There are many reasons depression and anxiety are so rife but so hidden in the communications industry, but they all tend to lead back to stigma. PR professionals are taught not to show weakness. They fear that admitting they’re struggling to cope at any given time will damage their credibility and career prospects, so they keep quiet. And I speak from personal experience.
But you can break this cycle. Resolve right now to implement a culture that acknowledges mental health issues. Be proactive.
Much of this will come from your management team and encouraging open dialogue among all levels of your organisation. It has to be implemented from the top down, with each level responsible for looking after the level directly below them. Encourage others to keep a watchful eye on those they manage as a part of their job role. Shield employees from pressure where you can instead of piling it on them.
Don’t patronise people, but do provide escape mechanisms where employees can work in different ways if they need to from time to time. Simple things like flexible working hours can help anyone struggling with mornings or unable to sleep. Similarly, the option to work remotely is useful where someone is struggling to cope with the pressures of the office or dealing with people (which is common, as many depressed people simply want to hide away and be by themselves).
Think outside the box a little too. What about banning out of hours emails? People in the UK have the longest working hours in the EU  and a joint study by Lehigh University and Colorado State University  found that spending time on after hours work contributed to emotional exhaustion, increasing stress and negatively affected job performance. Just the ‘assumed availability’ of email is enough to create constant stress.

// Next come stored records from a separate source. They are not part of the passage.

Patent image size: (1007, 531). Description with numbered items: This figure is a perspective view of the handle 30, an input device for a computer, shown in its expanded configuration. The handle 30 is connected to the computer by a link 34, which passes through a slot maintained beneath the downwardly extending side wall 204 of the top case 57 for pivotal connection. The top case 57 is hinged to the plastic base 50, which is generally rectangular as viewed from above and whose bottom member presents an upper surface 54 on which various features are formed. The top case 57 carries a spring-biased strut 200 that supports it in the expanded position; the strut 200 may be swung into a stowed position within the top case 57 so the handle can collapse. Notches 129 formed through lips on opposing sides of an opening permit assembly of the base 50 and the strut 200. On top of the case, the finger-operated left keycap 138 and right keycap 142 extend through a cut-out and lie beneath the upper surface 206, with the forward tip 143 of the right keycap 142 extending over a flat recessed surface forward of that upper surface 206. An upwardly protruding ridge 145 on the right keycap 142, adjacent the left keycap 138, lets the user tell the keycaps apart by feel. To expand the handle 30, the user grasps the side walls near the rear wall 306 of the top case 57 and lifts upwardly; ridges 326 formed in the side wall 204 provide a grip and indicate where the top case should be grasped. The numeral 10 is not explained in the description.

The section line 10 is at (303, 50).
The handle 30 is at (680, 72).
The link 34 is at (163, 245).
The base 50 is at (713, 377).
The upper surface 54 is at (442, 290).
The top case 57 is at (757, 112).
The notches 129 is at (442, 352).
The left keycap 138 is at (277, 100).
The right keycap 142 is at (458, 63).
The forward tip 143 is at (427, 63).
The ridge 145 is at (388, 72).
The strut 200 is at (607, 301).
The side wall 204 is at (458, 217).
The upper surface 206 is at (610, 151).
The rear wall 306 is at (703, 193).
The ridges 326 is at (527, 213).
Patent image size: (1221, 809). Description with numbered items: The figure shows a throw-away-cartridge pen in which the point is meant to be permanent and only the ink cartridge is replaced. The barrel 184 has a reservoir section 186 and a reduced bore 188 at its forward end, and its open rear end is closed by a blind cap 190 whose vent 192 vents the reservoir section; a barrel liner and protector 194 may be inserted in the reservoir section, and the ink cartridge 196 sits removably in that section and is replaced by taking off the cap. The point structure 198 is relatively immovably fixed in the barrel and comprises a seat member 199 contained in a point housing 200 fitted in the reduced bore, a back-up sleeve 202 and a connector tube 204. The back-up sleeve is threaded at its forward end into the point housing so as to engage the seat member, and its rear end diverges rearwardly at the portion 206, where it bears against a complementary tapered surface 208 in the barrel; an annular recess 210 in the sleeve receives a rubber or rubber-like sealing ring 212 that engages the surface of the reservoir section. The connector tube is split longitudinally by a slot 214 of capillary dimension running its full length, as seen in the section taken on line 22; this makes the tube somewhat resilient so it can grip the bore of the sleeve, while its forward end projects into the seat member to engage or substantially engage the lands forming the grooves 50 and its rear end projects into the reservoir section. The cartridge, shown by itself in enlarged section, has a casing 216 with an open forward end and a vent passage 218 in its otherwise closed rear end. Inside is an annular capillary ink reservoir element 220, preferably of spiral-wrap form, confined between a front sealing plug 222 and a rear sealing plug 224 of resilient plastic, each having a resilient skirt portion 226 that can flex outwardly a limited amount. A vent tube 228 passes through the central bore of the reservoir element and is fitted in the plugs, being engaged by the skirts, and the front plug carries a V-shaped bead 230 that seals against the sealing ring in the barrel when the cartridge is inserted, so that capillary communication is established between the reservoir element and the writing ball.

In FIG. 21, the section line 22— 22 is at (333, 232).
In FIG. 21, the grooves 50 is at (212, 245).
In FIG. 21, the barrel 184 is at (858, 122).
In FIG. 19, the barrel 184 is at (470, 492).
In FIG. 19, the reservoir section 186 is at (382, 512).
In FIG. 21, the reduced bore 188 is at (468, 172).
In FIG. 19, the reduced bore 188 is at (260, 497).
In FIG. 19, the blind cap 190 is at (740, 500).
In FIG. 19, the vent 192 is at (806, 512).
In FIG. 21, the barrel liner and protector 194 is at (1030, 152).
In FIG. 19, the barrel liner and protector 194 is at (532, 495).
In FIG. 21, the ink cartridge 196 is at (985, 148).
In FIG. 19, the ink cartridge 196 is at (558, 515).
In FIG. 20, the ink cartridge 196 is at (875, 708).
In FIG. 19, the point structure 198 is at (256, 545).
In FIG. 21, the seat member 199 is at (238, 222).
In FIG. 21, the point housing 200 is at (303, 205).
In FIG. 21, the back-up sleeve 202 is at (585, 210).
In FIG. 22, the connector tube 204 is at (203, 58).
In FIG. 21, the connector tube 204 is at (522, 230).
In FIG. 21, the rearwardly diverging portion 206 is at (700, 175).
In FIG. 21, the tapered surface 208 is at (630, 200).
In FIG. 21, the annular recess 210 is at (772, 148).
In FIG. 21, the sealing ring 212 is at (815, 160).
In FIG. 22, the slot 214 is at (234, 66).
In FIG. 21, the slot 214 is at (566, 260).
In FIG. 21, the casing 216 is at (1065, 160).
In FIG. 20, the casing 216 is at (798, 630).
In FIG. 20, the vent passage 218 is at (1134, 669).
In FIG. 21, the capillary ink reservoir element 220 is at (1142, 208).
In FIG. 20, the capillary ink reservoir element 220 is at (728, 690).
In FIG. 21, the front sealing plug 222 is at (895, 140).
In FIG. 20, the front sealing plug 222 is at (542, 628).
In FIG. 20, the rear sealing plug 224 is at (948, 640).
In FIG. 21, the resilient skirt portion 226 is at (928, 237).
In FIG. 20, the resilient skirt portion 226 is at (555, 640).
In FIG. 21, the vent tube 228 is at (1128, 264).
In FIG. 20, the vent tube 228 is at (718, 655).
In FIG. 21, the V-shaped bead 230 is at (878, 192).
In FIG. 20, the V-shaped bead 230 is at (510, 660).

Above anything else though, don’t do any of this to pay lip service to the issue. Hard wire the approach into your management structure, hire someone to train your staff on recognising mental health issues and dealing with them. Teach people to show genuine concern for those suffering, approach them openly and ask how you can help with their recovery.
Don’t sweep presenteeism, stress, depression and mental health under the carpet. Make a commitment to tackle the problem and it will pay dividends in happier employees, increased productivity and greater profitability.
Focus PR is leading the way when it comes to operating a progressive approach towards mental health. The management team believes in prevention rather than cure and operates an ‘open door policy’ to create a nurturing culture.
“We don’t have a history of people being signed off from work with mental health problems, but there have been occasions where steps we’ve taken have potentially prevented them arising”, says Adrienne Conlon, Head of Operations.
Team members tackling personal issues are supported on a case-by-case basis, and assistance may include steps such as: access to paid time off so that an individual can manage a situation and return to work with a fresh head; paid time off to attend counselling sessions; the ability to start or finish earlier or later, or to work from home; and redistribution of workload.
Focus also provides a self-referral private healthcare plan that includes elements such as cognitive behavioural therapy, counselling and GP video consultations with a maximum 48 hour wait, all of which is handled directly and privately.
“We don’t believe in ‘burning and churning’ our team,” says Conlon, “and as a direct result of the care we show them, 40% of our team have been with us for over three years.”